During this time, Pan-Soo's rival, Boss Yang, conspires to frame Pan-Soo for embezzling money by using his wife to convince their boss, which is her own father.
Pan-Soo finds this out from Man-Chul and writes a letter explaining the scandal to his boss. He later reveals to Mi-Sun that he is actually Pan-Soo, not Dong-Hyun, and she gets upset as she still has ill-feelings towards him for leaving her. Hyun-Jung stumbles upon them during this time and Pan-Soo expresses that he still loves her mother. This upsets Hyun-Jung, not knowing that it's actually her father saying this.

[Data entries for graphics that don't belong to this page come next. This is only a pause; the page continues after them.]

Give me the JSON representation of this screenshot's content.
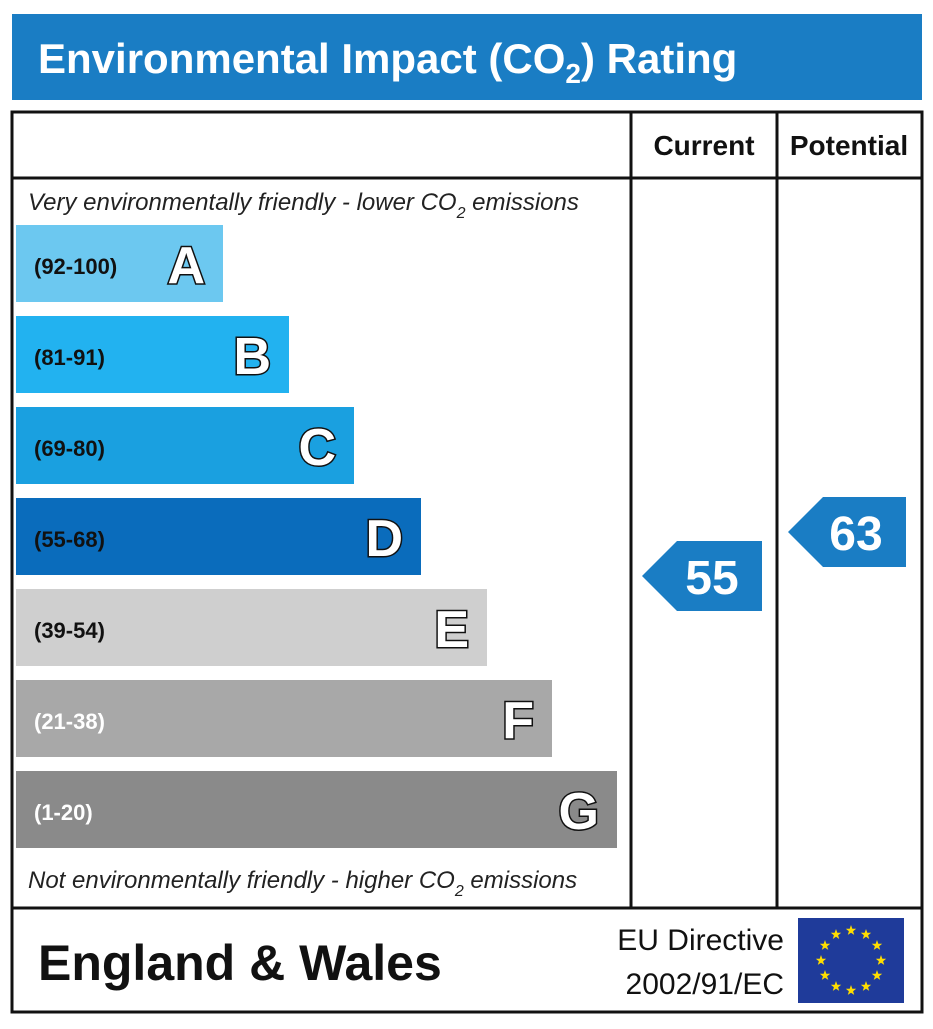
{
  "header": {
    "title": {
      "before": "Environmental Impact (CO",
      "sub": "2",
      "after": ") Rating"
    }
  },
  "columns": {
    "current": "Current",
    "potential": "Potential"
  },
  "notes": {
    "top": {
      "before": "Very environmentally friendly - lower CO",
      "sub": "2",
      "after": " emissions"
    },
    "bottom": {
      "before": "Not environmentally friendly - higher CO",
      "sub": "2",
      "after": " emissions"
    }
  },
  "bands": [
    {
      "range": "(92-100)",
      "letter": "A",
      "color": "#6cc8f0"
    },
    {
      "range": "(81-91)",
      "letter": "B",
      "color": "#22b2f0"
    },
    {
      "range": "(69-80)",
      "letter": "C",
      "color": "#1aa0e0"
    },
    {
      "range": "(55-68)",
      "letter": "D",
      "color": "#0a6cbc"
    },
    {
      "range": "(39-54)",
      "letter": "E",
      "color": "#cfcfcf"
    },
    {
      "range": "(21-38)",
      "letter": "F",
      "color": "#a8a8a8"
    },
    {
      "range": "(1-20)",
      "letter": "G",
      "color": "#8a8a8a"
    }
  ],
  "ratings": {
    "current": 55,
    "potential": 63
  },
  "footer": {
    "region": "England & Wales",
    "directive": [
      "EU Directive",
      "2002/91/EC"
    ]
  }
}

Dong-Hyun later wakes up in Pan-Soo's body and ends up at his home, shocked to see Pan-Soo there in his body. Later, Boss Yang visits Mi-Sun's restaurant and fights with Pan-Soo until Mi-Sun threatens everyone if they don't stop. Pan-Soo's wife visits her father and he reveals to her he knows that she is working with Boss Yang and has turned her back on her own family. He calls for Pan-Soo to clear things up with him. Pan-Soo sends Dong-Hyun to meet
his boss, telling him what to say through an earpiece. His boss unexpectedly announces that Pan-Soo will take over the business, much to his wife's dismay, and accuses Pan-Soo of infidelity and having a daughter from it.
Dong-Hyun convinces Pan-Soo's boss that family is important and he is willing to leave the business and inheritance for them.

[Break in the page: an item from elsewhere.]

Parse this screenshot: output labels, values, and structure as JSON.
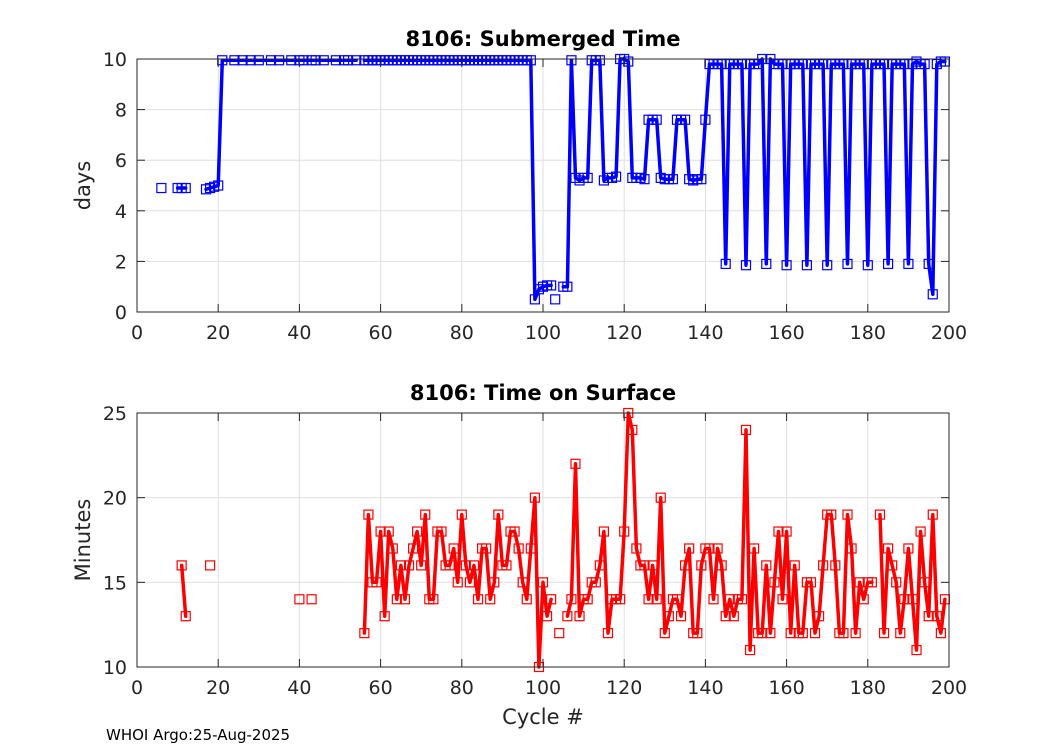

The boss blesses Pan-Soo to leave the business and Pan-Soo embraces Dong-Hyun for being a better man than he is but is suddenly run over by his estranged wife.
At the hospital, Pan-Soo faints at the hospital as well as Dong-Hyun. Six months later, Dong-Hyun goes back to school back in his own body and is surprised to see his classmates cheering him for kicking out the bullies, and seems that Hyun-Jung is going out with Dong-Hyun. They later go to Mi-Sun's new restaurant where Pan-Soo is working there as well as Man-Chul and people are rushing into their new restaurant.

== Cast ==
===Main===
- Jung Jin-young as Kim Dong-hyun, a bullied, introverted high school student
- Park Sung-woong as Jang Pan-soo, a charismatic leader and former gangster of a gang-turned-conglomerate
- Ra Mi-ran as Oh Mi-Sun, Pan-soo's first love

===Supporting===
- Lee Jun-hyeok as Man Chul, the trustworthy subordinate of Pan-soo
- Lee Soo-min as Oh Hyun-jung, Mi-sun's and Pan-soo's daughter
- Kim Kwang-kyu as Kim Jong-ki
- Kim Hyun-mok as Kim Jae-ik
- Yoon Kyung-ho as Boss Yang, Jang Pan-soo's rival
- Yoon Song-a as Homeroom teacher
- Park Kyung-hye as Jae-hee
- Park Ju-hyun as Female student #1

== Release ==
A press conference for the film was held on December 26, 2018. The film was released to the local cinemas on January 9, 2019.

The film is set to be released internationally in the Japan, Taiwan, Indonesia and Vietnam.

== Reception ==
=== Box office ===
In the first weekend of its release, The Dude In Me ranked second at the South Korean box office and sold 564,568 tickets at 1,041 screens. During the first five days since the release the film has sold a total of 770,000 tickets.

On the eighth day since the release movie surpassed 1 million ticket sales. At the end of 12 days since the movie premier, The Dude In Me had attracted a total of 1.6 million viewers passing the break-even point of 1.5 million.